Avec son arrivée, PostFinance secoue le marché hypothécaire
D’ici à cinq ans, PostFinance pourrait détenir jusqu’à 10% du marché hypothécaire suisse, selon UBS
L’irruption de PostFinance dans un marché aussi disputé que celui de l’hypothèque en Suisse serait tout sauf indolore. Avec sa masse critique, le bras financier de La Poste peut revendiquer une part de gâteau jusqu’à 10%, selon un expert d’UBS. Les banques de détail peu diversifiées essuieraient les plâtres.
Le Conseil fédéral s’est déclaré mercredi favorable à l’extension des activités de PostFinance à l’octroi de crédits et d’hypothèques, accédant ainsi à une demande de longue date de la banque postale. Cette volonté devra toutefois encore être validée par le parlement.
Concurrents bien établis
«En raison de l’importance de sa clientèle et de sa bonne réputation, PostFinance pourrait gagner une part de marché importante. Mais cela prendra un certain temps, car les autres acteurs du marché sont très bien établis», explique à AWP Fredy Hasenmaile, responsable Real Estate Economics chez Credit Suisse. Cet avis est partagé par Claudio Saputelli, spécialiste de l’immobilier auprès d’UBS. L’économiste affirme que, d’ici à cinq ans, PostFinance pourrait détenir 5% du marché hypothécaire suisse, voire jusqu’à 10%.
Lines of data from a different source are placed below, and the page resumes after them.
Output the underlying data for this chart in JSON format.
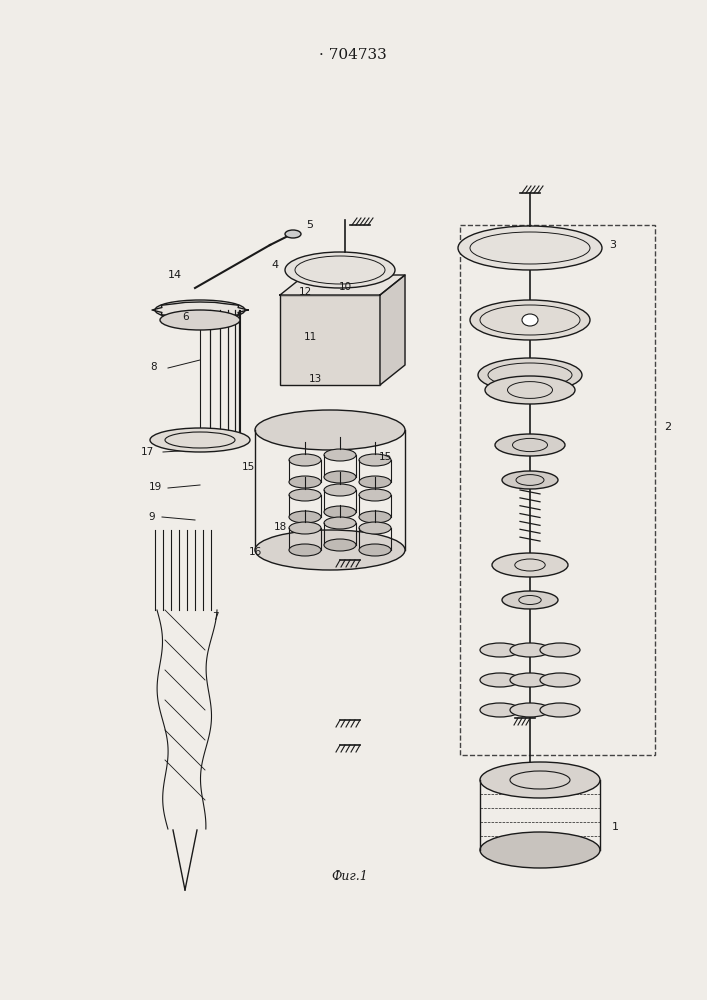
{
  "title": "704733",
  "fig_label": "Фиг.1",
  "bg_color": "#f0ede8",
  "line_color": "#1a1a1a",
  "line_width": 1.0,
  "fig_width": 7.07,
  "fig_height": 10.0,
  "dpi": 100
}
A fin juin, les créances hypothécaires inscrites au bilan des banques suisses atteignaient 1026,94 milliards de francs. Dopés par la faiblesse des taux d’intérêt, les volumes ont explosé depuis la crise financière il y a dix ans, où ils se montaient à quelque 700 milliards, selon les chiffres de la Banque nationale suisse (BNS).
Le gâteau n’étant toutefois pas extensible à l’infini, ce sont les autres établissements qui verraient leur part grignotée, dans un marché de plus en plus tendu. Depuis quelques années, des acteurs non bancaires – notamment les assurances – octroient également des crédits.
Banques domestiques opposées
Directement concernées par la concurrence de PostFinance, les banques suisses axées sur le marché domestique ont rappelé mercredi tout le mal qu’elles pensaient de ce projet. L’Union des banques cantonales, Raiffeisen ou encore Banque Migros craignent l’instauration d’une «dynamique négative» et s’attendent à une augmentation des risques.
«Les arguments des opposants me font rire. D’habitude, les milieux bancaires sont en faveur de la concurrence lorsqu’il s’agit de libéraliser», souligne Sergio Rossi, professeur de macroéconomie et d’économie monétaire à l’Université de Fribourg.
L’argument de distorsion de la concurrence est également balayé d’un revers de main. La garantie étatique dont bénéficie PostFinance n’est pas unique sur le marché, rappelle Sergio Rossi. Les banques cantonales en disposent aussi. Par ailleurs, l’argent du contribuable sert de filet de sécurité pour les cinq banques systémiques, le sauvetage d’UBS en 2008 en témoigne, explique le professeur d’université.
Guerre des prix écartée
Les spécialistes susmentionnés ne s’attendent pas à une guerre des prix. Dans un entretien au Tages-Anzeiger jeudi, le directeur général de PostFinance, Hansruedi Köng, a lui-même exclu toute politique agressive l’avenir.